Albin Haller
Albin Haller (* 7. März 1849 in Felleringen, Elsass; † 29. April 1925 in Paris) war ein französischer Chemiker.
Haller war der Sohn eines Holzschnitzers und einer Schneiderin, die Familie hatte elf Kinder. Er besuchte die École primaire supérieure in Wesserling und war ab 1866 Apothekergehilfe in Wesserling. Dank seiner Intelligenz schickte ihn der Apotheker nach Munster zu Achille Gault, der Schüler von Eugène Théodore Jacquemin in Straßburg gewesen war und der wiederum Schüler von Charles Frédéric Gerhardt, und von da ging er nach Colmar, in die Apotheke von Gaults Bruder, der ihm auch Unterricht in Französisch und Latein gab, sodass er 1870 seinen Bachelor-Abschluss in Straßburg erhielt.

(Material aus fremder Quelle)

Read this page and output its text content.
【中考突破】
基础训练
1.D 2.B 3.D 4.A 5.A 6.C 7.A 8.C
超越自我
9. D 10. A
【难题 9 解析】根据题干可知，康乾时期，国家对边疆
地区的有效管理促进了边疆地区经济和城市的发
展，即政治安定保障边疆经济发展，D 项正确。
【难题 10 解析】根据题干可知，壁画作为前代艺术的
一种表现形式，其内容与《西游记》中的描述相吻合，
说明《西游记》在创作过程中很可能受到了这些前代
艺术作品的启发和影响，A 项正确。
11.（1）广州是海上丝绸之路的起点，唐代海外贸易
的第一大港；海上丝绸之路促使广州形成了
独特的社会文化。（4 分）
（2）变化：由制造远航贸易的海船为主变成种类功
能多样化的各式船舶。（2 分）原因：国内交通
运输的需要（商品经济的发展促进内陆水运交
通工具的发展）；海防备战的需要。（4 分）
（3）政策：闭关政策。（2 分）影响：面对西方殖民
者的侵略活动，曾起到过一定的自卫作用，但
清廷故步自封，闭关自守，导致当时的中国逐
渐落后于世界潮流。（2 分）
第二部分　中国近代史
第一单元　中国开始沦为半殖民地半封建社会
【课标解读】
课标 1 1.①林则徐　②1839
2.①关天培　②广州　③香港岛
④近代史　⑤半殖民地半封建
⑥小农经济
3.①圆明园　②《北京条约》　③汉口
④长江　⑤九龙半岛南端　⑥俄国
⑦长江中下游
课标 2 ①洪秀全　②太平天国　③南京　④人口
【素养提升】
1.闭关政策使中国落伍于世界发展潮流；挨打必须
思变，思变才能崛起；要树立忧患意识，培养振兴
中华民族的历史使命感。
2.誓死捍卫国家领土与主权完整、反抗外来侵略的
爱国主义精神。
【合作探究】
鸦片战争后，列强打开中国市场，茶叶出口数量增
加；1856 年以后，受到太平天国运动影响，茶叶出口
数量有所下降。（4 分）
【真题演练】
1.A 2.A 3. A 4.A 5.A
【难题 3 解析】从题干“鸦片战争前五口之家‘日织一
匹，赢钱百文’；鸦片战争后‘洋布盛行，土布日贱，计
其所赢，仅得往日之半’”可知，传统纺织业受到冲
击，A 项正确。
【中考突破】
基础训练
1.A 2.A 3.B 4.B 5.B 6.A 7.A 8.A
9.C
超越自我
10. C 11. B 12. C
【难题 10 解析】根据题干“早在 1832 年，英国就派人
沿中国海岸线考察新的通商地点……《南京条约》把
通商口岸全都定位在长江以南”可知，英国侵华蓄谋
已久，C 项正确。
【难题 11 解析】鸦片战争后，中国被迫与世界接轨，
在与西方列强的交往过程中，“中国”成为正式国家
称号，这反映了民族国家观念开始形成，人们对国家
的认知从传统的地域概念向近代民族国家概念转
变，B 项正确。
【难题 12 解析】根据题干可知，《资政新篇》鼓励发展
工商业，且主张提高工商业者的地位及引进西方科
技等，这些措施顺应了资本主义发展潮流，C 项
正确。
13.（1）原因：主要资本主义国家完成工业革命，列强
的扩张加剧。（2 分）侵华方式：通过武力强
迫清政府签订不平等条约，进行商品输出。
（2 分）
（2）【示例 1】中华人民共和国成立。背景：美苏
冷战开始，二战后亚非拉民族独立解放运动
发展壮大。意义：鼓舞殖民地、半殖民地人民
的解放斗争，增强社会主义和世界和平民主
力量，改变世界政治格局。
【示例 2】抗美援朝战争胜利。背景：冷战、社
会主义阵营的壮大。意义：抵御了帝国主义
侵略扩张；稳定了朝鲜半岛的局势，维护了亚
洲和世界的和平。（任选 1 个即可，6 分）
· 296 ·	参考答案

Im Deutsch-Französischen Krieg verließ er das Elsaß und arbeitete an einem Militärhospital in Lyon. Bei Kriegsende 1871 ging er nach Nancy, wo Achille Gault, der ebenfalls das Elsaß verlassen hatte, um in Frankreich zu leben, eine neue Apotheke eröffnete. Er studierte in Nancy an der neu gegründeten (nach dem Krieg aus Straßburg hierher verlegten) École supérieure de Pharmacie der Faculté des Sciences, legte 1873 die Apothekerprüfung ab und war dort Assistent, erhielt 1875 das Lizenziat, unterrichtete ab 1877 einen Kurs in analytischer Chemie und wurde 1879 in Paris promoviert (Docteur ès Sciences) mit einer Arbeit über Campher und dessen Derivate. Er war danach Maître de conférences und ab 1885 Professor in Nancy. 1889 gründete er dort ein Chemie-Institut zur Ausbildung von Ingenieuren. Ab 1899 war er Professor für Organische Chemie an der Sorbonne als Nachfolger von Charles Friedel. Von 1905 bis zu seinem Tod war er Direktor der École supérieure de physique et de chimie industrielles.
Ab 1890 befasste er sich mit Campher und dessen Derivaten und trug mit verschiedenen Synthesen zu dessen Strukturaufklärung bei. 1905 synthetisierte er Menthol.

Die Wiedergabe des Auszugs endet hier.